Conventional wisdom has it that free webcomics are supposed to be leading us to print versions that we’re willing to pay for. In the case of K. Lynn Smith and Plume, it’s worked the other way around for me. I was unaware of Smith’s webcomic until it was announced as a series for the reinvigorated Devil’s Due, but the concept – and the samples I saw of Smith’s art – grabbed me. After reading the two issues out so far, however, I got impatient for more and headed to the web version.

The title of the comic comes from something the main character’s father once told her: “Revenge is like a plume of black smoke. It seems tangible, but when you reach for it, you’re grasping nothing but air.” That – and the story’s opening on the main character’s holding a gun and surrounded by dead bodies – is a huge clue about where the story is headed, but it doesn’t reveal the most interesting part of this supernatural Western. Vesper Grey is the daughter of a treasure-hunting archeologist who’s given her a magic amulet he found. The amulet is attached to the soul of a young man name Corrick, who’s received supernatural powers along with the obligation to protect whomever wears the talisman.
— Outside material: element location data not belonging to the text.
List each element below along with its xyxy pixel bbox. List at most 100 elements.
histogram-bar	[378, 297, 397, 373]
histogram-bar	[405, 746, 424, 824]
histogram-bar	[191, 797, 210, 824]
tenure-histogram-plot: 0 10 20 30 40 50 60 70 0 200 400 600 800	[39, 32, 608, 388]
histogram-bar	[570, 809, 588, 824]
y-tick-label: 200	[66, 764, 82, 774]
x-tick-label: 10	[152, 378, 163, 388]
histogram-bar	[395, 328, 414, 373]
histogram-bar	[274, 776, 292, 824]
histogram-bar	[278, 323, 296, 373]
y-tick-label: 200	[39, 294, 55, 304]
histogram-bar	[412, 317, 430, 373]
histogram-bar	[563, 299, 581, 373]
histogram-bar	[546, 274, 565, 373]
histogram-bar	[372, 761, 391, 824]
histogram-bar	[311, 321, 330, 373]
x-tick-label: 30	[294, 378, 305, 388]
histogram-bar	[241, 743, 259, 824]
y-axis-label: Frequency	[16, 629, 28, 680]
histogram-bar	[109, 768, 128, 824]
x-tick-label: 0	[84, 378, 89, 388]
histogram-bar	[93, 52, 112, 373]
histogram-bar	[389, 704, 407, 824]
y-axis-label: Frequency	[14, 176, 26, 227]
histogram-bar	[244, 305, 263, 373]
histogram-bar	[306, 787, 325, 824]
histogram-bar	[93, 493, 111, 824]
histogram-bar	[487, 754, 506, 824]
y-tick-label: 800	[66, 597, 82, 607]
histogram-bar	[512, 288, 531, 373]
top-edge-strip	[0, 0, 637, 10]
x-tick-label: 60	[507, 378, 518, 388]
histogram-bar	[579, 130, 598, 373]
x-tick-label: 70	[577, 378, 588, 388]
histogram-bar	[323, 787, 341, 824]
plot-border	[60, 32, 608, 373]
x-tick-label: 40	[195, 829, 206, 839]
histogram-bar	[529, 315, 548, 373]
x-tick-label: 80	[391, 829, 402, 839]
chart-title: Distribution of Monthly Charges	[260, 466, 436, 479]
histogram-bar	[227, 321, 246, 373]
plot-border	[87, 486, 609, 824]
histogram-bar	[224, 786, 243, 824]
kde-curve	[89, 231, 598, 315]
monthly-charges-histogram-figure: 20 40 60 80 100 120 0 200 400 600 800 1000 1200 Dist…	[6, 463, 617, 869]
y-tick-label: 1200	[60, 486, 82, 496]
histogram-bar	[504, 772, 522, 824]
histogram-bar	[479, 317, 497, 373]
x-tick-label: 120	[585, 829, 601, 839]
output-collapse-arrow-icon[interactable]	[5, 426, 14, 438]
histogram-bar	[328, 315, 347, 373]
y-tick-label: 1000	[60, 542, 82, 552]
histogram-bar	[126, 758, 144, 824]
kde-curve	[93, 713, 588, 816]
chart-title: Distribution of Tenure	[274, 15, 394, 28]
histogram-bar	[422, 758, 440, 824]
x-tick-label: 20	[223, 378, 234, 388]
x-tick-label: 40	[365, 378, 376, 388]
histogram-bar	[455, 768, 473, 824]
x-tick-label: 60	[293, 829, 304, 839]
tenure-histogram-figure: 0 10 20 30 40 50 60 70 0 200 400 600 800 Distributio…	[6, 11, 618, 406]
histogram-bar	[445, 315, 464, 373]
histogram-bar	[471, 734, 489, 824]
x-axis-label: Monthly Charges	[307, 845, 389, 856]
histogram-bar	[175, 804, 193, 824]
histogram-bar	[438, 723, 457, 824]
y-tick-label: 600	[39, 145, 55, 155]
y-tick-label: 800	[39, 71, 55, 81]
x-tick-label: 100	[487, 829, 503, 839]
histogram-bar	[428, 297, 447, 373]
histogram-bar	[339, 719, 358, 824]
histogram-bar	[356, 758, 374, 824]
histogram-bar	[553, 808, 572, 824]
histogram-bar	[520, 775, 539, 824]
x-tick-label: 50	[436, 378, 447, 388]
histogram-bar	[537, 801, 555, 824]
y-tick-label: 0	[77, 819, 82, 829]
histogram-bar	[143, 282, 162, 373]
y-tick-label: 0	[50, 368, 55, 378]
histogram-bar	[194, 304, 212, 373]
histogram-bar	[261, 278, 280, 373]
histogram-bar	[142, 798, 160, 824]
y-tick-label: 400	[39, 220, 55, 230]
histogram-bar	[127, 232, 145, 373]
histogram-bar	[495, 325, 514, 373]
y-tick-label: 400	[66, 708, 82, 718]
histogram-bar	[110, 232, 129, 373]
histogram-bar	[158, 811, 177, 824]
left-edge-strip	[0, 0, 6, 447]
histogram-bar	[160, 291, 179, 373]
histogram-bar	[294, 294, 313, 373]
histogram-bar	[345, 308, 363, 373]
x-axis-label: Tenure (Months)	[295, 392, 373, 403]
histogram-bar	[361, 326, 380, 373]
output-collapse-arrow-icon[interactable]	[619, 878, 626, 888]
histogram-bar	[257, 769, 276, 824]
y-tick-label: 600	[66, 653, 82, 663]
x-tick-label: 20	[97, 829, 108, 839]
No spoilers, but it’s not hard to predict where the revenge element will come in, even though that hasn’t explicitly been revealed by the second issue.

Except for Corrick and some magical artifacts, the world of Plume appears to be the Wild West that readers are familiar with. Smith gives it a touch of magic to help it stand out from other Westerns, but the comic’s real draw is Smith’s skill at creating memorable characters and making readers care about them. She hooked me with humor, often just by way of expressions and body language, and that’s what kept me going through the two, printed issues. There was so much foreshadowing around the revenge plot though that I got anxious waiting to see it start and hit the Internet.



If Smith hooked me in the first two issues with the charm of her drawings and characters, she reeled me in with the third issue and what she’s posted so far from the fourth. It’s not a spoiler to say that Something Awful happens and sends Vesper on a quest for revenge. What compels me to keep reading is the groundwork Smith laid in those first two issues. The next part of the story isn’t completely dark, but it’s bad enough that I can’t quit reading while Vesper’s still there. We may have already been told how ethereal revenge is, but Vesper’s going to have to learn it the hard way; not just from a proverb her dad once told her. I’m afraid for her and the journey she’ll have to go on to learn that, but I find myself committed to taking it with her.

The single-issue format is an odd one for this story. Plume is an adventure comic, but not like any I’ve seen from Devil’s Due in the past. Smith’s work has an emotional component and an affecting look that’s manga-inspired by way of Disney. I wouldn’t have been surprised to see it published in graphic novel form by someone like First Second or Archaia. There’s nothing wrong with releasing it this way from Devil’s Due, it’s just unexpected. But then, so is the comic. In a way, that makes this a perfect publisher and format for it. And though I’ll still be reading ahead online, I’ll also keep buying it in print to show my support. Not just for Plume, but for Smith, from whom I expect many more great things.